Lee Hookey

Personal information
- Full name: Lee Hookey
- Born: 6 April 1979 (age 47) Sydney, New South Wales, Australia

Playing information
- Height: 180 cm (5 ft 11 in)
- Weight: 95 kg (14 st 13 lb)
- Position: Centre, Wing
Club
| Years | Team | Pld | T | G | FG | P |
| 1999 | South Sydney | 17 | 5 | 0 | 0 | 20 |
| 2000–02 | St. George Illawarra | 61 | 32 | 0 | 0 | 128 |
| 2003–05 | South Sydney | 50 | 17 | 0 | 0 | 68 |
| 2006 | Penrith Panthers | 17 | 8 | 0 | 0 | 32 |
|  | Total | 145 | 62 | 0 | 0 | 248 |
- Source:

= Lee Hookey =

Australian rugby league footballer

Lee Hookey (born 6 April 1979) is an Australian former rugby league footballer who played in the 1990s and 2000s. Hookey played for South Sydney (twice) 1999, 2003–05, St. George Illawarra Dragons 2000–2002, and Penrith in 2006, playing at .

==Background==
Hookey was born in Sydney, New South Wales, Australia.

==Career==
Hookey made his first grade debut for South Sydney against Canterbury-Bankstown in round 1 1999 at the Sydney Football Stadium. Hookey played in what was then South Sydney's last game as a club which was against the Parramatta Eels in round 26 1999 at Parramatta Stadium. Following the conclusion of the 1999 NRL season, Souths were controversially excluded from the league as the NRL had deemed the club did not meet the requirements for the new 14 team competition.

In 2000, Hookey signed for St George and became a regular starter in the team. In the 2002 NRL season, Hookey finished as the club's top try scorer with 18 tries.

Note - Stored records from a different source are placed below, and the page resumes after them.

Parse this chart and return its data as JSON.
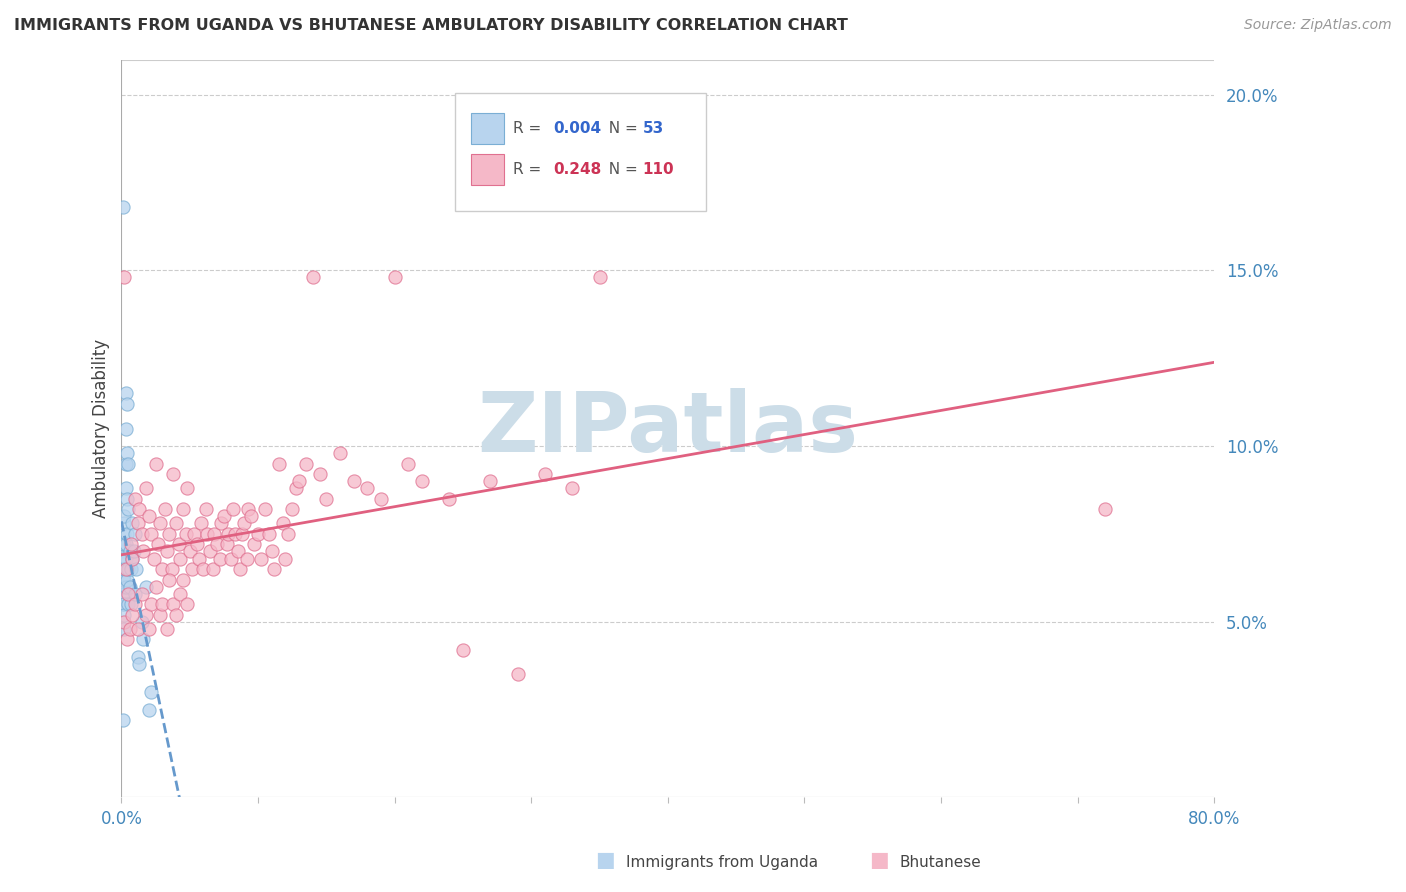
{
  "title": "IMMIGRANTS FROM UGANDA VS BHUTANESE AMBULATORY DISABILITY CORRELATION CHART",
  "source": "Source: ZipAtlas.com",
  "ylabel": "Ambulatory Disability",
  "xlim": [
    0.0,
    0.8
  ],
  "ylim": [
    0.0,
    0.21
  ],
  "xtick_positions": [
    0.0,
    0.1,
    0.2,
    0.3,
    0.4,
    0.5,
    0.6,
    0.7,
    0.8
  ],
  "xtick_labels": [
    "0.0%",
    "",
    "",
    "",
    "",
    "",
    "",
    "",
    "80.0%"
  ],
  "ytick_positions": [
    0.05,
    0.1,
    0.15,
    0.2
  ],
  "ytick_labels": [
    "5.0%",
    "10.0%",
    "15.0%",
    "20.0%"
  ],
  "legend_uganda_R": "0.004",
  "legend_uganda_N": "53",
  "legend_bhutan_R": "0.248",
  "legend_bhutan_N": "110",
  "color_uganda_fill": "#b8d4ee",
  "color_uganda_edge": "#7aaed4",
  "color_bhutan_fill": "#f5b8c8",
  "color_bhutan_edge": "#e07090",
  "color_uganda_line": "#6699cc",
  "color_bhutan_line": "#e06080",
  "watermark_text": "ZIPatlas",
  "watermark_color": "#ccdde8"
}
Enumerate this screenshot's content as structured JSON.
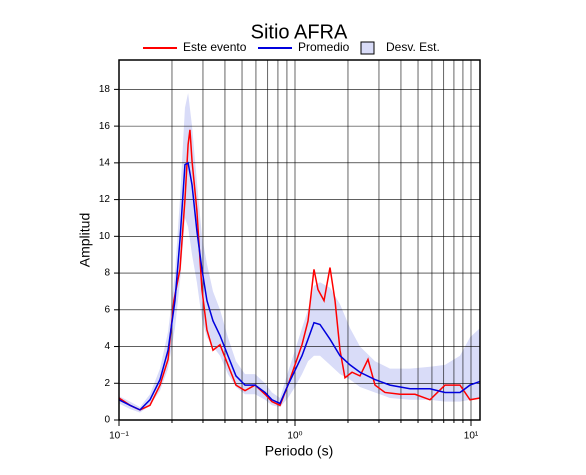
{
  "chart_data": {
    "type": "line",
    "title": "Sitio AFRA",
    "x_label": "Periodo (s)",
    "y_label": "Amplitud",
    "x_log": true,
    "grid": true,
    "xlim": [
      0.1,
      11.25
    ],
    "ylim": [
      0,
      19.6
    ],
    "xticks": [
      {
        "value": 0.1,
        "label": "10⁻¹"
      },
      {
        "value": 1,
        "label": "10⁰"
      },
      {
        "value": 10,
        "label": "10¹"
      }
    ],
    "xminor_ticks": [
      0.2,
      0.3,
      0.4,
      0.5,
      0.6,
      0.7,
      0.8,
      0.9,
      2,
      3,
      4,
      5,
      6,
      7,
      8,
      9
    ],
    "yticks": [
      0,
      2,
      4,
      6,
      8,
      10,
      12,
      14,
      16,
      18
    ],
    "band": {
      "name": "Desv. Est.",
      "color": "#d9dcf8",
      "x": [
        0.1,
        0.1155,
        0.1316,
        0.15,
        0.171,
        0.19,
        0.208,
        0.222,
        0.237,
        0.247,
        0.26,
        0.277,
        0.296,
        0.316,
        0.342,
        0.375,
        0.416,
        0.462,
        0.52,
        0.593,
        0.676,
        0.74,
        0.822,
        0.912,
        1.0,
        1.096,
        1.186,
        1.282,
        1.387,
        1.581,
        1.802,
        2.054,
        2.34,
        2.848,
        3.465,
        4.502,
        5.848,
        7.115,
        8.66,
        9.87,
        11.25
      ],
      "lower": [
        0.9,
        0.6,
        0.4,
        0.8,
        1.6,
        2.8,
        5,
        7.5,
        11,
        10.5,
        9,
        7.5,
        5.5,
        4.5,
        4,
        3.5,
        2.5,
        1.8,
        1.4,
        1.4,
        1.1,
        0.8,
        0.7,
        1.2,
        1.8,
        2.5,
        3.2,
        3.5,
        3.5,
        3,
        2.5,
        2.2,
        1.8,
        1.5,
        1.2,
        1.1,
        1.1,
        1.0,
        1.0,
        1.1,
        1.2
      ],
      "upper": [
        1.3,
        1.0,
        0.7,
        1.4,
        2.8,
        4.8,
        8,
        12,
        17,
        17.8,
        16,
        13,
        10,
        8.5,
        7,
        6,
        4.5,
        3.2,
        2.5,
        2.5,
        2,
        1.5,
        1.2,
        2.6,
        3.8,
        5,
        6,
        7.3,
        7.5,
        7.2,
        6.3,
        5,
        4,
        3.2,
        2.8,
        2.8,
        2.9,
        3,
        3.5,
        4.5,
        5
      ]
    },
    "series": [
      {
        "name": "Este evento",
        "color": "#ff0000",
        "x": [
          0.1,
          0.1155,
          0.1316,
          0.15,
          0.171,
          0.19,
          0.205,
          0.222,
          0.237,
          0.247,
          0.253,
          0.26,
          0.277,
          0.296,
          0.316,
          0.342,
          0.375,
          0.416,
          0.462,
          0.52,
          0.593,
          0.676,
          0.74,
          0.822,
          0.912,
          1.0,
          1.096,
          1.186,
          1.282,
          1.351,
          1.462,
          1.581,
          1.688,
          1.802,
          1.923,
          2.109,
          2.34,
          2.599,
          2.848,
          3.246,
          3.951,
          4.806,
          5.848,
          7.115,
          8.66,
          9.87,
          11.25
        ],
        "values": [
          1.2,
          0.8,
          0.55,
          0.8,
          1.9,
          3.3,
          6.5,
          8.2,
          12,
          15,
          15.8,
          14.1,
          11.4,
          7.1,
          4.9,
          3.8,
          4.1,
          3,
          1.9,
          1.6,
          1.9,
          1.4,
          1.0,
          0.8,
          1.9,
          3,
          4.1,
          5.4,
          8.2,
          7.1,
          6.5,
          8.3,
          6.5,
          3.8,
          2.3,
          2.6,
          2.4,
          3.3,
          1.9,
          1.5,
          1.4,
          1.4,
          1.1,
          1.9,
          1.9,
          1.1,
          1.2
        ]
      },
      {
        "name": "Promedio",
        "color": "#0000dd",
        "x": [
          0.1,
          0.1155,
          0.1316,
          0.15,
          0.171,
          0.19,
          0.208,
          0.222,
          0.237,
          0.247,
          0.26,
          0.277,
          0.296,
          0.316,
          0.342,
          0.375,
          0.416,
          0.462,
          0.52,
          0.593,
          0.676,
          0.74,
          0.822,
          0.912,
          1.0,
          1.096,
          1.186,
          1.282,
          1.387,
          1.581,
          1.802,
          2.054,
          2.34,
          2.848,
          3.465,
          4.502,
          5.848,
          7.115,
          8.66,
          9.87,
          11.25
        ],
        "values": [
          1.1,
          0.8,
          0.55,
          1.1,
          2.2,
          3.8,
          6.5,
          9.8,
          13.9,
          14,
          12.8,
          10.3,
          8.2,
          6.5,
          5.4,
          4.6,
          3.5,
          2.4,
          1.9,
          1.9,
          1.5,
          1.1,
          0.9,
          1.9,
          2.7,
          3.5,
          4.4,
          5.3,
          5.2,
          4.4,
          3.5,
          3.0,
          2.6,
          2.2,
          1.9,
          1.7,
          1.7,
          1.5,
          1.5,
          1.9,
          2.1
        ]
      }
    ]
  }
}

In 2003, Hookey rejoined South Sydney who were re-admitted to the competition the year prior. Hookey was one of the key players for South Sydney although the club struggled on the field finishing last in 2003 and 2004.

In 2006, Hookey signed for Penrith and played 17 games for the club as they missed out on the finals. He retired in 2007.